Stable Orbits of Planetary Systems


Courtesy NASA/JPL-Caltech

Hello,

Today we have an entry in the field of Astronomy. It is specifically about planetary systems around other stars and their orbits.

Astronomers detect planets around other stars and collect data. There are enough data points to confirm that they have indeed detected a planet but not enough to determine the exact orbit of that planet around its host star. Throw in multiple planets around a single host star and you have a planetary system for which you do not know the stable orbital configuration.

Knowing the stable orbital configuration allows astronomers to predict planetary positions and movements which would in turn be useful for making observations (such as atmospheric composition) and help bolster or weaken theories of exoplanets.

How can ML help?

Previously, orbital configurations would have to be simulated over many billions of orbits using brute-force techniques in order to find stable configurations. These would take many hours even on modern supercomputers. Machine Learning helps with reducing this massive computational burden.
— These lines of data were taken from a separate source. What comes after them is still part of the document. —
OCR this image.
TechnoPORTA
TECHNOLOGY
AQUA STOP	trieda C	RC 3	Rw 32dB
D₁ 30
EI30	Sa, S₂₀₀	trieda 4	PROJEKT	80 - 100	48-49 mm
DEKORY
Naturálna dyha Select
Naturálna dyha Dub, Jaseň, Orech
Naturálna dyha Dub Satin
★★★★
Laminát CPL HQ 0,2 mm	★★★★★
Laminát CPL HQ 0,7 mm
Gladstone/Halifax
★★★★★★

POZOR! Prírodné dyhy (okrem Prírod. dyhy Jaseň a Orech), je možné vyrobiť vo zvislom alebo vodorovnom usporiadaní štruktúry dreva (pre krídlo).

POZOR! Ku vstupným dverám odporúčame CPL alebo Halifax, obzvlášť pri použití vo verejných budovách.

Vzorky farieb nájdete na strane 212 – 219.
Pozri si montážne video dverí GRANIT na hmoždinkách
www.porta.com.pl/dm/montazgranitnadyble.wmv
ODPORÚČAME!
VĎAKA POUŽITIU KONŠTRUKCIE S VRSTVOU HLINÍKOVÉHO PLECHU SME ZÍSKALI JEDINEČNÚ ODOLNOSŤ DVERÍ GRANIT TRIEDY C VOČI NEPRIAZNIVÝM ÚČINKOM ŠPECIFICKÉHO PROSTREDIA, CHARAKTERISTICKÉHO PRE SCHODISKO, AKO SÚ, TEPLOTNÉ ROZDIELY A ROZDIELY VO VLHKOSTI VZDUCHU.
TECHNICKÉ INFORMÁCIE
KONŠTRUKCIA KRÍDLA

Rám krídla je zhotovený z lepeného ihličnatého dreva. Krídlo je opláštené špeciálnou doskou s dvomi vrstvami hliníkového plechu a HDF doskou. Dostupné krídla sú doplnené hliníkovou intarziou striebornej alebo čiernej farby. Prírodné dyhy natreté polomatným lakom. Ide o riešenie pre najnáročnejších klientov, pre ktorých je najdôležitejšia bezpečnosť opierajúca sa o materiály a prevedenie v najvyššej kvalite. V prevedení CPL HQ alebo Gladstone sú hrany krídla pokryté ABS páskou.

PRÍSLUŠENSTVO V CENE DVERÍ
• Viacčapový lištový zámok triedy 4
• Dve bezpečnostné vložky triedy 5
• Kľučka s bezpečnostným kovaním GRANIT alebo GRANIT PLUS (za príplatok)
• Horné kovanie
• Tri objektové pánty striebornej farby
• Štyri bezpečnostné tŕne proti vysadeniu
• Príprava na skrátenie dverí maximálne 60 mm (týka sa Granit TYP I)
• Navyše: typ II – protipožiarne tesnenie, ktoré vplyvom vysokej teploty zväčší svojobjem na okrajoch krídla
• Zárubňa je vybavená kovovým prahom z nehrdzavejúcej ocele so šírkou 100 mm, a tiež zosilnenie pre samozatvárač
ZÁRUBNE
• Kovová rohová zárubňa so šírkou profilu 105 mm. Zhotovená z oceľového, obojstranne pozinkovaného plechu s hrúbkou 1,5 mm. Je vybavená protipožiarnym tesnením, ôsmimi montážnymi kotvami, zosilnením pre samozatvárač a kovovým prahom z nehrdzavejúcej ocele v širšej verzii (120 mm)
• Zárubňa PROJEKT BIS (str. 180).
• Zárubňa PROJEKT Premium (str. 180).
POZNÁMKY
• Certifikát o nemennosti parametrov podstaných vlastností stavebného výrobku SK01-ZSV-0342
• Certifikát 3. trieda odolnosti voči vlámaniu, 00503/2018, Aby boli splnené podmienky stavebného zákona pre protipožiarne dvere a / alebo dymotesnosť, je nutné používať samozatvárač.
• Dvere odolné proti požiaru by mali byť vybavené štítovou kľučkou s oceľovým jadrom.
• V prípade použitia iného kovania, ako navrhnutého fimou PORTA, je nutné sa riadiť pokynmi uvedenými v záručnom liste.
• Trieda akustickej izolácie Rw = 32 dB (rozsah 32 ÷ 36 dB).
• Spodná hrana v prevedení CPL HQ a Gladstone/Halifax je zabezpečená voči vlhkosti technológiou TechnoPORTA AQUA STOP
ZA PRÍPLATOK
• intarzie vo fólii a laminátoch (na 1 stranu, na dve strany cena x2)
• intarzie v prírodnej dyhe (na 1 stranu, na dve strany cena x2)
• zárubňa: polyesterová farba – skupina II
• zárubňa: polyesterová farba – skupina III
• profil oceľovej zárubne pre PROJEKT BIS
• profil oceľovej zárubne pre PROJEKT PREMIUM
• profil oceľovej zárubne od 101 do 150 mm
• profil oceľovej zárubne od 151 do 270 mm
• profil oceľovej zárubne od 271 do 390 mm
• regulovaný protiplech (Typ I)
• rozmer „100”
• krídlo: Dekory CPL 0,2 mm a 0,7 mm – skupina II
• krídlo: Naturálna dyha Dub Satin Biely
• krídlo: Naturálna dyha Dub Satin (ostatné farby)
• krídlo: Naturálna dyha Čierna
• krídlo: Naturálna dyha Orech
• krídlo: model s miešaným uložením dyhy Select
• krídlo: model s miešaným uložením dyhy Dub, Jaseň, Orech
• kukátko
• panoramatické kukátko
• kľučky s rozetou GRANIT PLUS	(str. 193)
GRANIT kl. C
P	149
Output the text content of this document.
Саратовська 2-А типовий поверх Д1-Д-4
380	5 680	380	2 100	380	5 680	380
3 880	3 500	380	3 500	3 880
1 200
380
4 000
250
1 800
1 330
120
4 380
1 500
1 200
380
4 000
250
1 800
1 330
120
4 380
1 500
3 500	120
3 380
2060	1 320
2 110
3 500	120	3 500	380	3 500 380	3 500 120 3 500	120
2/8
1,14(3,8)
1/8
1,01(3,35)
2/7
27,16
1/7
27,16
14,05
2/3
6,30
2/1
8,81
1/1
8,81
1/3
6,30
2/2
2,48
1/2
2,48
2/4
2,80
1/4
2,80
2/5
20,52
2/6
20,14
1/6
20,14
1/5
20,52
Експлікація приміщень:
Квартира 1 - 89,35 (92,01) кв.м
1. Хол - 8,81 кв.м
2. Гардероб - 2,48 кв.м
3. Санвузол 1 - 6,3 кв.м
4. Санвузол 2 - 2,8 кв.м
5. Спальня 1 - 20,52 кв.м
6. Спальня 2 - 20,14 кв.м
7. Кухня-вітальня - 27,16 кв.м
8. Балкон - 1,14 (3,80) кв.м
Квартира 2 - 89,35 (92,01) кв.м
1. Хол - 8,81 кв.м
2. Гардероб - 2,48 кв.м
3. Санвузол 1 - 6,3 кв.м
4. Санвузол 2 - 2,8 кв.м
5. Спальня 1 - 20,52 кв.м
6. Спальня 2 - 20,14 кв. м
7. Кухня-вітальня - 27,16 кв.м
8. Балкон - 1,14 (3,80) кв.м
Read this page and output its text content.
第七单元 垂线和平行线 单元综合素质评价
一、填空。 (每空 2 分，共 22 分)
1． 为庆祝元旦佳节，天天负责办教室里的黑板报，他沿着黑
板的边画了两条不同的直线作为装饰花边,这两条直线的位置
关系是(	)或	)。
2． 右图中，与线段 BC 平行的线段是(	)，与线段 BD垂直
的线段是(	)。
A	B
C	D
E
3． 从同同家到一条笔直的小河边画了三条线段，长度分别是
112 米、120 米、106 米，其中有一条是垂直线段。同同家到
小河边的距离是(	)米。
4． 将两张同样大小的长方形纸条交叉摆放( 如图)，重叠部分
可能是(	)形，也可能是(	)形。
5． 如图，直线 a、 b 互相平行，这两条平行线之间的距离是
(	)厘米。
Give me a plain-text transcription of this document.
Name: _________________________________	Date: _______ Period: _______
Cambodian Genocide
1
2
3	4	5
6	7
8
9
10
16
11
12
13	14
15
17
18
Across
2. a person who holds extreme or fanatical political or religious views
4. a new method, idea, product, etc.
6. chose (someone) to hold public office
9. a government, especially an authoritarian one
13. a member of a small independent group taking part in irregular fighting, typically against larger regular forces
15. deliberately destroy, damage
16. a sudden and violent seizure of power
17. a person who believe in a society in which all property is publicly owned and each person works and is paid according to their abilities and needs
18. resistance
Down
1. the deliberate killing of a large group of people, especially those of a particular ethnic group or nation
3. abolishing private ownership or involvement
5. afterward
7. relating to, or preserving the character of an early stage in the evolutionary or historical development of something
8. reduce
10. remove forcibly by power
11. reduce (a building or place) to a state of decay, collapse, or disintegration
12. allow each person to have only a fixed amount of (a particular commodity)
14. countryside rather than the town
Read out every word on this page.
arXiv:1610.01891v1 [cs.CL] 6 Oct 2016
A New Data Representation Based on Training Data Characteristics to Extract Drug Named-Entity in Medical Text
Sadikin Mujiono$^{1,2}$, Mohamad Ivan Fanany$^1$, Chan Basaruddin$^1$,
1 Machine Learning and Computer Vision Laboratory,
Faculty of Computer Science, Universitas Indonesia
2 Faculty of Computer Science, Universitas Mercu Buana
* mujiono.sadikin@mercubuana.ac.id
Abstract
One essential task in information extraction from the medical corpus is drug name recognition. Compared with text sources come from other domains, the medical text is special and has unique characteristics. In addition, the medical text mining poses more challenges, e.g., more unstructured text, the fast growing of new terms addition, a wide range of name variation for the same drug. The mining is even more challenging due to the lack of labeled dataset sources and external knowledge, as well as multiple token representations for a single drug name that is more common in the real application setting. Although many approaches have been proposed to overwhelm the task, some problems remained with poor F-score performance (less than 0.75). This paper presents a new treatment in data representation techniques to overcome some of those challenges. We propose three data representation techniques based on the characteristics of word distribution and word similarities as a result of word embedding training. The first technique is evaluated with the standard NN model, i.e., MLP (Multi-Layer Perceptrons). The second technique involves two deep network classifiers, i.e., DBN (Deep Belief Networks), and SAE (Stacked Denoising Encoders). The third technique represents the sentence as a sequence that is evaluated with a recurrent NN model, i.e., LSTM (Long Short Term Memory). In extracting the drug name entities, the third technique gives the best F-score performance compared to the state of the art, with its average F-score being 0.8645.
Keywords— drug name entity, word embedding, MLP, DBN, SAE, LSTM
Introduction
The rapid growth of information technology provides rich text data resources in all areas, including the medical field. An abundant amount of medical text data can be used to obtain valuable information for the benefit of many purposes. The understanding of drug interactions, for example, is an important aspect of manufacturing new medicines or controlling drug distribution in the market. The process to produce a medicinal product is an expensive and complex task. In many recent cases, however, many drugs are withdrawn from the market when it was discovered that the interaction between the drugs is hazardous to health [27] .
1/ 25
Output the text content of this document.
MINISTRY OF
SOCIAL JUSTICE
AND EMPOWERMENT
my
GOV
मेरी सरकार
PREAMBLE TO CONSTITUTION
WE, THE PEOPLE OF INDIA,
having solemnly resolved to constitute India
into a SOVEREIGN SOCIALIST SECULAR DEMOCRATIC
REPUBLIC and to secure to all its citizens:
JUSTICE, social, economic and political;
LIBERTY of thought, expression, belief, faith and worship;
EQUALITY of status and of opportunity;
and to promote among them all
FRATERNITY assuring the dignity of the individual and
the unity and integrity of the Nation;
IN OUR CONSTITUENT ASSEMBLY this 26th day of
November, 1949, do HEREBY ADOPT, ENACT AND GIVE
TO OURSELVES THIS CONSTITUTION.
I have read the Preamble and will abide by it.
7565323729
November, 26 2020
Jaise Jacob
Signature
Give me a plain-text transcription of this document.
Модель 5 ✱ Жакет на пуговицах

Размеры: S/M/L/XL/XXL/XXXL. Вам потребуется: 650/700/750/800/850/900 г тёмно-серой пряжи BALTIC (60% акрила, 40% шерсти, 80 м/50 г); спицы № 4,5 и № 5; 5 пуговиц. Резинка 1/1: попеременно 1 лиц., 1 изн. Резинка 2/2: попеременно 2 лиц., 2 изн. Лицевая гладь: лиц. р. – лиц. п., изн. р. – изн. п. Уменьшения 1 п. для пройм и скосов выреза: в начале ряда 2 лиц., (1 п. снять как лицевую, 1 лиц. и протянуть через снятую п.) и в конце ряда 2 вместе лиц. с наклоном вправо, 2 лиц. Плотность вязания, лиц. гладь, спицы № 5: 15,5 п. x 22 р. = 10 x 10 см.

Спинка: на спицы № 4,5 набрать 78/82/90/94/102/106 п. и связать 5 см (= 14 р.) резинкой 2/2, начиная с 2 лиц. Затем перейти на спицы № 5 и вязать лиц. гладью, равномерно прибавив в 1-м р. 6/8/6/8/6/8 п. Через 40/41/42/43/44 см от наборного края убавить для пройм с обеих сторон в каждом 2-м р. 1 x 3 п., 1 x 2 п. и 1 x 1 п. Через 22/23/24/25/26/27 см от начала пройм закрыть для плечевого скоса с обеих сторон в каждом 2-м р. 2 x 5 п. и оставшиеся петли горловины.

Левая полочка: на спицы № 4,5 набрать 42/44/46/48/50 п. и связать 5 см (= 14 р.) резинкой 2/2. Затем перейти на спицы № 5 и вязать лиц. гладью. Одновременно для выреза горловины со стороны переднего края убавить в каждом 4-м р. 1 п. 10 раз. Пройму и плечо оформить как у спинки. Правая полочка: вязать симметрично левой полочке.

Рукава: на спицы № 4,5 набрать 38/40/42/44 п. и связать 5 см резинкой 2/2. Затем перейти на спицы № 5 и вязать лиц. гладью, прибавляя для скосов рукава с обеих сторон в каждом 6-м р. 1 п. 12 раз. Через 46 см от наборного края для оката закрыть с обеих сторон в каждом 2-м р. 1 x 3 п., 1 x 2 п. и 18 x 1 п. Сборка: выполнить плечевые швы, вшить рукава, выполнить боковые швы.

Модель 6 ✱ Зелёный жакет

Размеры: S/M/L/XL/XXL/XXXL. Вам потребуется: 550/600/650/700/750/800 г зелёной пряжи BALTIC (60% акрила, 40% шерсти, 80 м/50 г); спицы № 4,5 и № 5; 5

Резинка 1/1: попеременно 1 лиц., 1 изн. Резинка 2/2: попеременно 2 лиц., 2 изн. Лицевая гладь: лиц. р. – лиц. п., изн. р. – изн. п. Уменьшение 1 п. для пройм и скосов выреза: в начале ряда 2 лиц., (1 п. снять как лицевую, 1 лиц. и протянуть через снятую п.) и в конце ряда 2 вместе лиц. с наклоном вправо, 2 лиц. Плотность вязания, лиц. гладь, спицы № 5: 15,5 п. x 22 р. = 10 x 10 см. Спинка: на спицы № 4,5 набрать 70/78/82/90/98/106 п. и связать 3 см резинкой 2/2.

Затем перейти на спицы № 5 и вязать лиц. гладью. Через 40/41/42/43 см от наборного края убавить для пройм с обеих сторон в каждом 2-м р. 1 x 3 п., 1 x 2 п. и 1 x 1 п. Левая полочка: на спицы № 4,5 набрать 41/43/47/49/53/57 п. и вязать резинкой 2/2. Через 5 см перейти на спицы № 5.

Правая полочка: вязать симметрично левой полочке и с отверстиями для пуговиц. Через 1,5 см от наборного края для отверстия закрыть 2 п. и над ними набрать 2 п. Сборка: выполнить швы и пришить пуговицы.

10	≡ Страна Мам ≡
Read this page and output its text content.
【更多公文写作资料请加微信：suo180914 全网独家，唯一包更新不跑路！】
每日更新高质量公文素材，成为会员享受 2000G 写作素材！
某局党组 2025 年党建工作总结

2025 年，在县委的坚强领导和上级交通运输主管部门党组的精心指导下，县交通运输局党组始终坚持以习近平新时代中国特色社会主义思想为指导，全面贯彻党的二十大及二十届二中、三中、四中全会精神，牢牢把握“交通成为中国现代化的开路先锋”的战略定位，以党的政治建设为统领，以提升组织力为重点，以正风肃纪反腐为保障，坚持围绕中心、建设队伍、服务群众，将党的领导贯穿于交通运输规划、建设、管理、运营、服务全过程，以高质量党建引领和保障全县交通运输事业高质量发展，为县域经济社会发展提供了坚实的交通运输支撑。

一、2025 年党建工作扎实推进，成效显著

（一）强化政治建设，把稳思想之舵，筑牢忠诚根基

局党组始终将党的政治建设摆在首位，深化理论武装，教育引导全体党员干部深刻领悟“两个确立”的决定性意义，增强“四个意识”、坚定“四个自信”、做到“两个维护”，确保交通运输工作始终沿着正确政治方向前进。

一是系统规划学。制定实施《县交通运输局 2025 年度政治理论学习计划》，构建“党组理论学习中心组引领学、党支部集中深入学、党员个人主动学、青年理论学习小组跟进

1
The technique works like this: Instead of simulating a given configuration over a billion orbits, it is done over 10,000 orbits which takes only a fraction of a second. From this short snippet, 10 summary metrics  are calculated that capture the system’s resonant dynamics. Finally, using these 10 features a machine learning algorithm is trained and then used to predict whether the configuration would remain stable if the simulation were to be kept running for one billion orbits. This new model is called SPOCK - Stability of Planetary Orbital Classifcations Klassifier and it helps eliminate "fast instabilities".

How good/fast is it?

Simulation runs that would take tens of thousands of hours using the traditional brute-force approach will now only be a matter of minutes using SPOCK. It is 100,000 times faster than the previous approach thus breaking the computational bottleneck.

Here's the research paper that describes the techniques and methodology used in this advancement:

 Predicting the long-term stability of compact multiplanet systems


Hope you enjoyed this brief snippet on Data Science for Science!